Now two competitors start releasing the same cream that treats angina. Over time, this will drive prices down so much that your profits are almost nowhere to be found. So you use the patent system to drive them out of the market. Replace the pill printers on one production line with a creamer, sell at least one cream and start drafting the patent on this new cure. You can then revert to your old production while the patent drafting continues. Once the patent is complete, this will pretty much drive the competition out of the market.
If your drug is important to your cashflow it can even be worth it to match the AIs side-effects so you can destroy their product to keep the cure market for yourself.
[coming soon]
More coming soon, I just have to find time to write it down.
Feedback is obviously appreciated.
13 Comments
elcidthehero 10 Jun, 2024 @ 7:25pm 
@Zoltan Warrkation

If you click on the cures tab, you will see each cure has a title above it that says what group it is in.

They are always listed there. So if you ever need to see what cures are blood, just click on the cures tab, and search for the column with the title BLOOD
Zoltan Warrkation 26 May, 2024 @ 9:29pm 
I'm getting into this game but one thing that is confusing me, how do you know what drug does what? For example, like blood drugs or sex drugs, if you want to make that, how do you know what machine and ingredients? Thank you
savingprivatebuddy 6 Jan, 2024 @ 11:27am 
Cheers for introducing me to patents, legislation equivalent, like the big workshop game not sure if their the same type of game but what your describing sounds like fundamentally
Adekyn 18 Apr, 2020 @ 10:16am 
Sound advice here. Thanks.
GODDracolich 9 Feb, 2018 @ 4:00am 
ty
jztemple 14 Apr, 2016 @ 1:58pm 
Thanks for posting this, I learned quite a bit.
Liobuster 13 Feb, 2016 @ 5:04pm 
@ no genius: Yes it does. Though of course that is much more expensive, than scanning Raw Ingredients
John 10 Feb, 2016 @ 5:42pm 
Does the analyser actually do anything for upgraded treatments? Otherwise, how do you find out the max effectiveness?
Culthrasa 9 Nov, 2015 @ 1:02pm 
@lebombardier... played a fair lot... seems like te side effects are (kinda) random.. so no straight path to a cure. every level is different (seems to stay the same per level though.. so save cumming does work if your into that :))
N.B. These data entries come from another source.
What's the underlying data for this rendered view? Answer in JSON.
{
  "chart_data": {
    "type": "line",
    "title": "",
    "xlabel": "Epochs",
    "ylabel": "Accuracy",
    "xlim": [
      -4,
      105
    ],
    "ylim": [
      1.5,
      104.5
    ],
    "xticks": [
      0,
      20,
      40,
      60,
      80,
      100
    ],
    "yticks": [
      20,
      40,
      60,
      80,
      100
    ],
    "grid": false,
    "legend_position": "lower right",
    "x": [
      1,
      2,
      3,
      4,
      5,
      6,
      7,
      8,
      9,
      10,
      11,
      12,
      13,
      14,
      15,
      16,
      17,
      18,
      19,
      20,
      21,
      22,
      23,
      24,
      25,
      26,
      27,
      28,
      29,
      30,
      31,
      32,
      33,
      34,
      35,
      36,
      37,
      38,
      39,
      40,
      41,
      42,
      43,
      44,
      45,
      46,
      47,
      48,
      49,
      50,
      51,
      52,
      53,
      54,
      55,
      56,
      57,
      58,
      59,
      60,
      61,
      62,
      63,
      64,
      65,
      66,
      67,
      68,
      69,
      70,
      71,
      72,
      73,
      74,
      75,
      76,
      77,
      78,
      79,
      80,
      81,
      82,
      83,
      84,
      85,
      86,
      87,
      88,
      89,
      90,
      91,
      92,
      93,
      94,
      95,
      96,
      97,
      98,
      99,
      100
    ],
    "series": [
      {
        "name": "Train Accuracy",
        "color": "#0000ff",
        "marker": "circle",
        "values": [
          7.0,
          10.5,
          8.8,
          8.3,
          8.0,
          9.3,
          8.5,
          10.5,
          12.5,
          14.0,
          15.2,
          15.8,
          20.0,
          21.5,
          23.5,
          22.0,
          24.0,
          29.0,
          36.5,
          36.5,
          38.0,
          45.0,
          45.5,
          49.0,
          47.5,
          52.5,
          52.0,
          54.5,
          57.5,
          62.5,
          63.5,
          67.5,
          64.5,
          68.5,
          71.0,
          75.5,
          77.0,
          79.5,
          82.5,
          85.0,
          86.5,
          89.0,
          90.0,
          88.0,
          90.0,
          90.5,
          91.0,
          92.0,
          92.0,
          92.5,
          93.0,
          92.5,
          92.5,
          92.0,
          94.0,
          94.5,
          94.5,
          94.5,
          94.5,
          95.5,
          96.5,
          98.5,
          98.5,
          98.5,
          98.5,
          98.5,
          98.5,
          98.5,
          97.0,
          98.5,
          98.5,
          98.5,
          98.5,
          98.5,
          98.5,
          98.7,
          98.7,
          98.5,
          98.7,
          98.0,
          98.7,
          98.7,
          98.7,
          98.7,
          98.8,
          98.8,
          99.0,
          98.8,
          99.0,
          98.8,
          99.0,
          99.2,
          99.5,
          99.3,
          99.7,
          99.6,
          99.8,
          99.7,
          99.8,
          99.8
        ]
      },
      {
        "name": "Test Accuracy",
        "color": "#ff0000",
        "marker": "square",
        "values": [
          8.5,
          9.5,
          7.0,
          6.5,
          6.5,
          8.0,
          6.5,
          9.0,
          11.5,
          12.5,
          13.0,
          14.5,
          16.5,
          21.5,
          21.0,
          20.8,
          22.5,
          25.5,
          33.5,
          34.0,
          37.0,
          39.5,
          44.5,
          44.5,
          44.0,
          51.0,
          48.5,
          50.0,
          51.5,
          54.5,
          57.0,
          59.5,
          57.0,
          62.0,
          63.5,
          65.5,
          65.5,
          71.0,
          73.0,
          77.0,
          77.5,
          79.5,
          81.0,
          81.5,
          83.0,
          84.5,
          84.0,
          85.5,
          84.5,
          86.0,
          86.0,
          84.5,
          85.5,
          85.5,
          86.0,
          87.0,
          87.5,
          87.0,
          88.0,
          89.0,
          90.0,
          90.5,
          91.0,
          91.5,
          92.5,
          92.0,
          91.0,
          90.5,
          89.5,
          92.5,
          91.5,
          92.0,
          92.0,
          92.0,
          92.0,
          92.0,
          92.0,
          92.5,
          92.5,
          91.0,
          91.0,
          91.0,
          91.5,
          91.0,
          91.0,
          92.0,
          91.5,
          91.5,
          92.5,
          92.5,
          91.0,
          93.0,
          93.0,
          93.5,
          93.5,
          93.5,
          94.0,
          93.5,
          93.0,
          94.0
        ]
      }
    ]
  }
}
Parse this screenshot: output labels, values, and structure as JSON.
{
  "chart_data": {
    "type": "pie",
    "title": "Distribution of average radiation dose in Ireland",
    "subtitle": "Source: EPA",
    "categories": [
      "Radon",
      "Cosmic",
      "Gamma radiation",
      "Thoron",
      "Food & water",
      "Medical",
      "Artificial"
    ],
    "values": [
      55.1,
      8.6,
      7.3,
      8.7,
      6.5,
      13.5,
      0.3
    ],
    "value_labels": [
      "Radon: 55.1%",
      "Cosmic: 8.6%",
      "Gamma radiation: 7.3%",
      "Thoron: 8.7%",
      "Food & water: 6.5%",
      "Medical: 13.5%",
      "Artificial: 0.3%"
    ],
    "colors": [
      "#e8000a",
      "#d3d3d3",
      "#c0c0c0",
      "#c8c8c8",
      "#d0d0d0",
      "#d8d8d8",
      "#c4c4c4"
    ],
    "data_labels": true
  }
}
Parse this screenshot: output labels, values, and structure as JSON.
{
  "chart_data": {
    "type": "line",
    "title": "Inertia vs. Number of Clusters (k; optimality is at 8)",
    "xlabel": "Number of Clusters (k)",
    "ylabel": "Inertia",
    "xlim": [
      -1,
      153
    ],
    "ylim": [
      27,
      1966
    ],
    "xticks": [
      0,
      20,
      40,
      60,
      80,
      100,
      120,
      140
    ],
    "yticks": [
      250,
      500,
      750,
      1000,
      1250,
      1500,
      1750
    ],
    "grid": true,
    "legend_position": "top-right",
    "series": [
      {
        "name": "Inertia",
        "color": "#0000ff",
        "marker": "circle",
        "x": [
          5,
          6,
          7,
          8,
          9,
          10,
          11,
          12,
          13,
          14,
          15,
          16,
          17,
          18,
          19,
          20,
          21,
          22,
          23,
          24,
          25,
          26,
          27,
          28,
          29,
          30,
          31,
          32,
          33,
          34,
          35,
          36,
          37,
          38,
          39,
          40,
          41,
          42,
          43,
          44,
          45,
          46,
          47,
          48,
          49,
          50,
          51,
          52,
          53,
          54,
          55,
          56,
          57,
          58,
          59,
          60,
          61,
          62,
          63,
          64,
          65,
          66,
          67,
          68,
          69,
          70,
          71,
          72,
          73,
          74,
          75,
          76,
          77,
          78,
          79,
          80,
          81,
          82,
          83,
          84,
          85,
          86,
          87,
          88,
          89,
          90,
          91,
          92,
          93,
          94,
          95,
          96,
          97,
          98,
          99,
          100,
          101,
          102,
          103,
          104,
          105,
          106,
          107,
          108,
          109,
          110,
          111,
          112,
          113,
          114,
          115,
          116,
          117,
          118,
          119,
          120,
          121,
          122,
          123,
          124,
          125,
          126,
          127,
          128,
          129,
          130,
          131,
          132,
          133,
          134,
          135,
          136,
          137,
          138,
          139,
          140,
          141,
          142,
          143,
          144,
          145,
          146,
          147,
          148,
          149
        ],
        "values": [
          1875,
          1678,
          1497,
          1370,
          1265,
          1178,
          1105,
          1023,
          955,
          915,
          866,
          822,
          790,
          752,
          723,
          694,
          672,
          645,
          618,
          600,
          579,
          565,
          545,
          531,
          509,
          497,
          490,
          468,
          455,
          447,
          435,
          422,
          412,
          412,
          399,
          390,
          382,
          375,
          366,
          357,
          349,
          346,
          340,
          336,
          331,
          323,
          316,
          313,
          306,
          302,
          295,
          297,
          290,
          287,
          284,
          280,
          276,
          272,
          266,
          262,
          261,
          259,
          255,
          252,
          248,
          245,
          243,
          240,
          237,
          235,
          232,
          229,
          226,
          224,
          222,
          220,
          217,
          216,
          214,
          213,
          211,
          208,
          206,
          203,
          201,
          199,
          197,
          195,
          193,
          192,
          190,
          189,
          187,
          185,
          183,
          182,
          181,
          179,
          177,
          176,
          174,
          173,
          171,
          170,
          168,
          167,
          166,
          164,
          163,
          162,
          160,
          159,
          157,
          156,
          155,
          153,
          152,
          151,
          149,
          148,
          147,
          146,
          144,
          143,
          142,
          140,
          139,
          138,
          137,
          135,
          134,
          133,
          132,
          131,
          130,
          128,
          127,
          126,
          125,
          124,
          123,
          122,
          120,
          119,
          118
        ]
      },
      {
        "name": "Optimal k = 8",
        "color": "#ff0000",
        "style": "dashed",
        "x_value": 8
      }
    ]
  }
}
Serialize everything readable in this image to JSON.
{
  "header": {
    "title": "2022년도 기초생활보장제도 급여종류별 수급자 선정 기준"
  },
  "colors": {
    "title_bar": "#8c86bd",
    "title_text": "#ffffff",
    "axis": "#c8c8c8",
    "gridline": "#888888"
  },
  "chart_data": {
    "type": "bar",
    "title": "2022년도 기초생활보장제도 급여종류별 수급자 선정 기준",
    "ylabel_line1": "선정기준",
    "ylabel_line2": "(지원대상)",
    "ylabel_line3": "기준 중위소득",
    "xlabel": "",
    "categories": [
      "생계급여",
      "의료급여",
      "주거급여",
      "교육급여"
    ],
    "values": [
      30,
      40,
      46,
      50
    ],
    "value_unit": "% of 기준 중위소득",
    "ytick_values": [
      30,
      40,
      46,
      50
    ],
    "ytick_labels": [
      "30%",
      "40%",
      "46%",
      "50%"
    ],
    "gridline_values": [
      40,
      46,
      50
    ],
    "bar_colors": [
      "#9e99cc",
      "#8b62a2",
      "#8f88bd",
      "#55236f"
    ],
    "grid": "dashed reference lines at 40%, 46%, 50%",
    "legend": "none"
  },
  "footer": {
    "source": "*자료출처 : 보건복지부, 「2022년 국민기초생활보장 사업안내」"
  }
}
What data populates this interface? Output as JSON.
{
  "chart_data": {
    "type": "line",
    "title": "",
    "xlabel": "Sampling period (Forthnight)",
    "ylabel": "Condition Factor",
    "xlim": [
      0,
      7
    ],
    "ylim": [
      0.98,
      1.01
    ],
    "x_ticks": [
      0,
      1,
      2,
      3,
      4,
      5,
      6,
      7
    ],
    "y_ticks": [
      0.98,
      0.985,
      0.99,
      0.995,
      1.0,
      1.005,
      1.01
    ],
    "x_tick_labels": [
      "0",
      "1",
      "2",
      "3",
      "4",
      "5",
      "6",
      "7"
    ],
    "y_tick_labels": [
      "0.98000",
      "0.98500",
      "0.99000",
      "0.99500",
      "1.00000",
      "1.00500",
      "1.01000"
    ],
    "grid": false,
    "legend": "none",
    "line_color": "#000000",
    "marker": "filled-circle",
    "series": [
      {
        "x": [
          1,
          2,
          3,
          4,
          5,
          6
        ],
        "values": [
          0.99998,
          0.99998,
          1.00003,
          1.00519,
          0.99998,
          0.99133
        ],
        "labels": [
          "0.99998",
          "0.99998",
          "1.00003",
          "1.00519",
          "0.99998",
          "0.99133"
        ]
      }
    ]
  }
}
@OP.. cheers for the guide.. point about patent is really true (just found out the hard way!)
OrioN  [author] 6 Sep, 2015 @ 1:56pm 
@Gamefury64 There's two things with that.
One: if you have a cream with 2 side-effects and it gets patented, switching to any other delivery method will sink your profits into the abyss due to low rating.
Two: Market domination is worth more than you spend on the patent. This is a big one. Say you're selling 90 female contraceptives a month, getting a market saturation of 90%. Two AIs budge in with 60 each. Market saturation goes up to 210%, prices drop like crazy. If you're selling 90 a month and you evaluate a 12 month patent (20k$), it's worth it if your drug value drops by even just 19+$ due to saturation (19$ on 90/month for 12 months = 20520$, already more than you spent on the patent).